Smoked Salmon and Asparagus Sauce
Smoked Salmon with Asparagus Sauce, served on a bed of pasta.
Recipe Information
| serves | SALMON PORTION |
COURSE | COOKING METHOD |
PREPARATION TIME |
|
|---|---|---|---|---|---|
| 4 | Smoked Salmon | Main | Fry | Less than 30 minutes |
Ingredients
- 500g asparagus spears, trimmed and cut diagonally into 2.5cm pieces
- 50g unsalted butter
- 250g sliced smoked salmon, cut into strips
- 284ml carton double cream
- thinly grated zest of ½ lemon
- a squeeze of lemon juice
- salt and freshly ground black pepper
- lemon slices to garnish
Method
Steam the asparagus for about 5 minutes, until just tender.
Drain and refresh in cold water.
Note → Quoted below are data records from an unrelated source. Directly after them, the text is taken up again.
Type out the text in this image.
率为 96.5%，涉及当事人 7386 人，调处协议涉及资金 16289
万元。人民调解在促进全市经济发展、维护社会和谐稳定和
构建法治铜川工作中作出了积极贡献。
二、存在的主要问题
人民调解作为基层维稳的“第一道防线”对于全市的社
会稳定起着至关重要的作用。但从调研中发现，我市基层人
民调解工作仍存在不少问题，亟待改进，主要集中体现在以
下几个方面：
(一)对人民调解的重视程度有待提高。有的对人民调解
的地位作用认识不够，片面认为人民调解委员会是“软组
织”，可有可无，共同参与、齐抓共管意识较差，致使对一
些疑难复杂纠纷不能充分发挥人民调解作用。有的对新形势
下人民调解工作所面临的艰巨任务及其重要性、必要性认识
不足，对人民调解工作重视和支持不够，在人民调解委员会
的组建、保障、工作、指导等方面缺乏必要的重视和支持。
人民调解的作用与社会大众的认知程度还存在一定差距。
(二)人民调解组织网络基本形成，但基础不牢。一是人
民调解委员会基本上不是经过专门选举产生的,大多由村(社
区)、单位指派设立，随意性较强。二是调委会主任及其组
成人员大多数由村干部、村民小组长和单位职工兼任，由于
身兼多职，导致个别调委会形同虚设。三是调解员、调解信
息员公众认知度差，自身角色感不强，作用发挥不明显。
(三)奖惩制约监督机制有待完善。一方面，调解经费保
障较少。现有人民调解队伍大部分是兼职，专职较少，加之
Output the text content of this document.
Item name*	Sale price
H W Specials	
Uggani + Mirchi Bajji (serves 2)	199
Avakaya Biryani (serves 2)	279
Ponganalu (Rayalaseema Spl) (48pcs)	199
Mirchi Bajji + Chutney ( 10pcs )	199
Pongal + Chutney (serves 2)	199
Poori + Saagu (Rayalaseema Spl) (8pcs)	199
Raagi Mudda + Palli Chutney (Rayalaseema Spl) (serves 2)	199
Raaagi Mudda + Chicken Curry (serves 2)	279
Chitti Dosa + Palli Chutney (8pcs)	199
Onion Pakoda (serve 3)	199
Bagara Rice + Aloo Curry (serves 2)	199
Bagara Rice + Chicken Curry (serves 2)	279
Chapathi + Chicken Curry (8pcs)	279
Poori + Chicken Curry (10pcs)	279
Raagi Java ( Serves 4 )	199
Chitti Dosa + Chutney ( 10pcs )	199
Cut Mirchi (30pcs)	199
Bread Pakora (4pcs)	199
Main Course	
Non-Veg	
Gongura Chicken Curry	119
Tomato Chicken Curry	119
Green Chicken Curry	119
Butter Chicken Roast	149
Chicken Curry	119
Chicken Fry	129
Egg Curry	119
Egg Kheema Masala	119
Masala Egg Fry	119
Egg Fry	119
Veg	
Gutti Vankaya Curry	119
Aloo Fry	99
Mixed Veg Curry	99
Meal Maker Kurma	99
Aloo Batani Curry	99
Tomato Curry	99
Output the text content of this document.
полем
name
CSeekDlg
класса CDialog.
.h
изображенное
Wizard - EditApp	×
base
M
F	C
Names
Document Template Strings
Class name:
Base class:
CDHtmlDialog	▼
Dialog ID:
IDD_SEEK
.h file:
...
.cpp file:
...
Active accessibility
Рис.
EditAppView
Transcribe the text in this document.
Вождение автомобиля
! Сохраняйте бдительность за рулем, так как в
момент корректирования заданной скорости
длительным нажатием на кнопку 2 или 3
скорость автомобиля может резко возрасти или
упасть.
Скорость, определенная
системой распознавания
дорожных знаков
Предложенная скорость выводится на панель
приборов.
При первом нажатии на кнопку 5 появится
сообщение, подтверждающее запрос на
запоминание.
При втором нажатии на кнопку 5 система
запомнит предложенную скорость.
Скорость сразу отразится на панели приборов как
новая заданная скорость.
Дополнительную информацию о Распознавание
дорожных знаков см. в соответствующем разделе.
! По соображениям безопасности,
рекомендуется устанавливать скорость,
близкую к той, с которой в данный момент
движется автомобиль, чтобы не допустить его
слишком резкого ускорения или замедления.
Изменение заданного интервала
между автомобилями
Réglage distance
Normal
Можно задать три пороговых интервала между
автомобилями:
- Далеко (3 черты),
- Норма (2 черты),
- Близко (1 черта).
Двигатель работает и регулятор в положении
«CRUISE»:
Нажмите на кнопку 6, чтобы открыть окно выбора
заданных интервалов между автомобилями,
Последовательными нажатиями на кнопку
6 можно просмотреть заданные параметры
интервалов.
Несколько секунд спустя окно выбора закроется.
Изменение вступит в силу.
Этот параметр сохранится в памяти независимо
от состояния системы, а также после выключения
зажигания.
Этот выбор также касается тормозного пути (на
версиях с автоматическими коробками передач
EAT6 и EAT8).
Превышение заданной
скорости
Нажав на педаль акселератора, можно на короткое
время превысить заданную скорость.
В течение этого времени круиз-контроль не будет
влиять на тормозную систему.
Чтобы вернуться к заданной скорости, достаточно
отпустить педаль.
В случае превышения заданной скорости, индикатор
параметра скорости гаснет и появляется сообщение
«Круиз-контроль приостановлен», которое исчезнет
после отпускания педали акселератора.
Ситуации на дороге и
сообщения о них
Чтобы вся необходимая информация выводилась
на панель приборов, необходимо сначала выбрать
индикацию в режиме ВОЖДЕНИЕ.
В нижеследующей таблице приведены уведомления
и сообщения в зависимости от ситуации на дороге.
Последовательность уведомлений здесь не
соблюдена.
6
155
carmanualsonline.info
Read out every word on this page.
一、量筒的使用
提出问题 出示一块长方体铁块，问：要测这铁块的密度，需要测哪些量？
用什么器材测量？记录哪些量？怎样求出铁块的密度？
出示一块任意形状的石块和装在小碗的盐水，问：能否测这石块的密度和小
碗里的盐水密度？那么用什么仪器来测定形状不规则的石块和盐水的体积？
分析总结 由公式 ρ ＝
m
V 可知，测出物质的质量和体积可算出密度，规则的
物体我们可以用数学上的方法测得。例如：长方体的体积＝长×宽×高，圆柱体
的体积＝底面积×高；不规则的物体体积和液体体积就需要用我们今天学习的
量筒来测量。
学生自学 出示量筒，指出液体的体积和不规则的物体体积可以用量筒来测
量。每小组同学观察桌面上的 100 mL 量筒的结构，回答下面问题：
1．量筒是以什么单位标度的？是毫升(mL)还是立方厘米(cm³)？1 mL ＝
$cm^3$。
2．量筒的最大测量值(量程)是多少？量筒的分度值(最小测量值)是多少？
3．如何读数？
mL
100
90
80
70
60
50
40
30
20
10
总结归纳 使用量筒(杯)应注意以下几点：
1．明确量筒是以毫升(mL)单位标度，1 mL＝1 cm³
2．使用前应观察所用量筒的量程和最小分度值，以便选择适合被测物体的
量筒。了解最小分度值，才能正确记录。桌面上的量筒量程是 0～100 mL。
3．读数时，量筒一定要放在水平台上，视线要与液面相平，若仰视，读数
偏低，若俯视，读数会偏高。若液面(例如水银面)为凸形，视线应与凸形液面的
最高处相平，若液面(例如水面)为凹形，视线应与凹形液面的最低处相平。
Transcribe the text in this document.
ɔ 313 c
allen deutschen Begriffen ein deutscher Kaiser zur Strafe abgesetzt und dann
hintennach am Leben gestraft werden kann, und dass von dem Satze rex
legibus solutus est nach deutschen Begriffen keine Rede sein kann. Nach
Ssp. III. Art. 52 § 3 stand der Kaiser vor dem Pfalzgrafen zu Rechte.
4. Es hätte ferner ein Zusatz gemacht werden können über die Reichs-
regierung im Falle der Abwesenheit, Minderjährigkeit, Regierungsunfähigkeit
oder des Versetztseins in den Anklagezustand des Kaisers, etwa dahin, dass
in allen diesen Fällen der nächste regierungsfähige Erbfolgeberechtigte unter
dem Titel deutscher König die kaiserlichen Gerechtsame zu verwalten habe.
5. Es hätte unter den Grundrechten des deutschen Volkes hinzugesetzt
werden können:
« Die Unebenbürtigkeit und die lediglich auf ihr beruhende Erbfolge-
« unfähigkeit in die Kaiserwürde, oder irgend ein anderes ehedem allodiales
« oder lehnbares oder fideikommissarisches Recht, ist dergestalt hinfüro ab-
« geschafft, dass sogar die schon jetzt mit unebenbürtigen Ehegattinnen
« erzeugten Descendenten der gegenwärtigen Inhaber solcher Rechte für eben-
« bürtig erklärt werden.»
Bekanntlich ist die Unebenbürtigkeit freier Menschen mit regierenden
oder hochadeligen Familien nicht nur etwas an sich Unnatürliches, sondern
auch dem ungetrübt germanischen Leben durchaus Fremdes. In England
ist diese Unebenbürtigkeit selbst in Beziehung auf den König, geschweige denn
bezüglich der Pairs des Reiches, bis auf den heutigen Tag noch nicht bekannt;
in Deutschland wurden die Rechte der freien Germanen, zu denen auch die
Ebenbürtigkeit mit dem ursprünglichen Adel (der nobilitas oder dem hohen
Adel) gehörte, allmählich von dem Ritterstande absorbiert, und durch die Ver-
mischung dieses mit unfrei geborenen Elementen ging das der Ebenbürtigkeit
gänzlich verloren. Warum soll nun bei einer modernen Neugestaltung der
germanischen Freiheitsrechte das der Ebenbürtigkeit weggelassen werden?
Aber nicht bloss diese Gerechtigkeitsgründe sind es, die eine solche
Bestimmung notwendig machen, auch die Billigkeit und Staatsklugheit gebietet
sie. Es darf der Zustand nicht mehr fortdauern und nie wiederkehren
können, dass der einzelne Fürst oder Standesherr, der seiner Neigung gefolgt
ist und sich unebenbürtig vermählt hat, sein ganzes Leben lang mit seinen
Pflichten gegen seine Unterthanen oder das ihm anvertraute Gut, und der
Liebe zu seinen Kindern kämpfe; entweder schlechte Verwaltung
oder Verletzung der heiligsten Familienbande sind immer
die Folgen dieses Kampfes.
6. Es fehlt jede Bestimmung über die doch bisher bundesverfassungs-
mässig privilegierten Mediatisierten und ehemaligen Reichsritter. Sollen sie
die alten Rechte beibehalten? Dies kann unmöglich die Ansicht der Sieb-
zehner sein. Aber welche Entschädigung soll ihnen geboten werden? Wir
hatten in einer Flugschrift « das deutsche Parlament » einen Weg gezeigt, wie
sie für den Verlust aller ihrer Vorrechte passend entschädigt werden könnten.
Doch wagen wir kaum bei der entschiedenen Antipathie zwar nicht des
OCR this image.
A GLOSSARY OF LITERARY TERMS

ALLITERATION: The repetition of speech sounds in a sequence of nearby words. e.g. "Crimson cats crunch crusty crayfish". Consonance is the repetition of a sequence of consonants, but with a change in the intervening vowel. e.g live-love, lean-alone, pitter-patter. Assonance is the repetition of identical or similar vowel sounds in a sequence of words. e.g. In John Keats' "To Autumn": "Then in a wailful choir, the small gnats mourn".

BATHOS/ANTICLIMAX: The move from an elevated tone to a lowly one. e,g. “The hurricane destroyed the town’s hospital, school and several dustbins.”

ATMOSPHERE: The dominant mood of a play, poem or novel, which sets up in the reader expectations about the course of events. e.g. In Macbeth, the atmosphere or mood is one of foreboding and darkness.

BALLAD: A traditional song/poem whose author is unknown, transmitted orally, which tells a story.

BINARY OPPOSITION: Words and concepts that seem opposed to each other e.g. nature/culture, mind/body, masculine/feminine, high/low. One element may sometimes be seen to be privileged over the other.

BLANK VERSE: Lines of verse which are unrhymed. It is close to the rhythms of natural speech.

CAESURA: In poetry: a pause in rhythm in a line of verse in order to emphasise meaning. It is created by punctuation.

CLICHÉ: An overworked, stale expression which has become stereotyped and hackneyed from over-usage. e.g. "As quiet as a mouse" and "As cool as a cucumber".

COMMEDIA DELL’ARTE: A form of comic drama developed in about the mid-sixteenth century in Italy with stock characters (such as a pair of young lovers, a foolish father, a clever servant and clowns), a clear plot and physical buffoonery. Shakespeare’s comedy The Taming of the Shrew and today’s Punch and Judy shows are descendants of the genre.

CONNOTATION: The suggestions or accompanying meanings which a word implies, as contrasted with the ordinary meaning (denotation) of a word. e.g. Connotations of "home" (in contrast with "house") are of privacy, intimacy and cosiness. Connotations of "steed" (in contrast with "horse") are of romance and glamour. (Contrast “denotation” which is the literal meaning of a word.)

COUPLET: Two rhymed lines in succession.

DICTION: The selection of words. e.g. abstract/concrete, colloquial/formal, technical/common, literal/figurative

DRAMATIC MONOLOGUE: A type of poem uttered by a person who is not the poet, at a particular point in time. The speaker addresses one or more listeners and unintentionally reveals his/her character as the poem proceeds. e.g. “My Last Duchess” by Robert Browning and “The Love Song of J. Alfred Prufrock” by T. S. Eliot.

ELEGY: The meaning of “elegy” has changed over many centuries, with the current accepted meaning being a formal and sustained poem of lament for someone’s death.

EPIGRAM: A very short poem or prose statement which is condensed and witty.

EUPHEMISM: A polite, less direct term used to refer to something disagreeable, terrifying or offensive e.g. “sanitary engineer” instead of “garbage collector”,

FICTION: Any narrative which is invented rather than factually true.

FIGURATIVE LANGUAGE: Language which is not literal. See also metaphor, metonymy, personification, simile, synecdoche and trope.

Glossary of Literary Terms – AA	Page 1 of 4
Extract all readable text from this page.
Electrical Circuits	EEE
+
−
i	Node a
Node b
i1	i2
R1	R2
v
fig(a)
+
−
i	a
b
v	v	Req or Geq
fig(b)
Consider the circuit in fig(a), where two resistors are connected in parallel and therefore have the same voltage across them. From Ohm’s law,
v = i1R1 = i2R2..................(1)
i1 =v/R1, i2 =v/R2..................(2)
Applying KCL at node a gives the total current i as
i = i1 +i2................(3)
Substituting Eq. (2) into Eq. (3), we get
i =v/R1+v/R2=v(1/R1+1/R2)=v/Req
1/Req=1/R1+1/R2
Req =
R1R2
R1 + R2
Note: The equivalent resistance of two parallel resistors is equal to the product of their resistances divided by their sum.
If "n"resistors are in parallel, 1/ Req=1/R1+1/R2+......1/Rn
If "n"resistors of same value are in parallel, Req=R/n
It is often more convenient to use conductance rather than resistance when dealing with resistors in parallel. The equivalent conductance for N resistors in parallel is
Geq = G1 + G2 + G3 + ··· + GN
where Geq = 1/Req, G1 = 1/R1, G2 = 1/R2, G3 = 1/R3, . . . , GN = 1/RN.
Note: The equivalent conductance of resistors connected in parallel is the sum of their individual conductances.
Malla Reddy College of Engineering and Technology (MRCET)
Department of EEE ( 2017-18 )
Dry thoroughly on kitchen paper.
In a frying pan melt the butter and gently fry the salmon strips for 30 seconds.
Add the cream and lemon zest and juice and heat gently, stirring, until just heated through.
Stir in the asparagus pieces and remove from the heat.
Season with pepper.
Toss the sauce with freshly cooked pasta and garnish with lemon slices.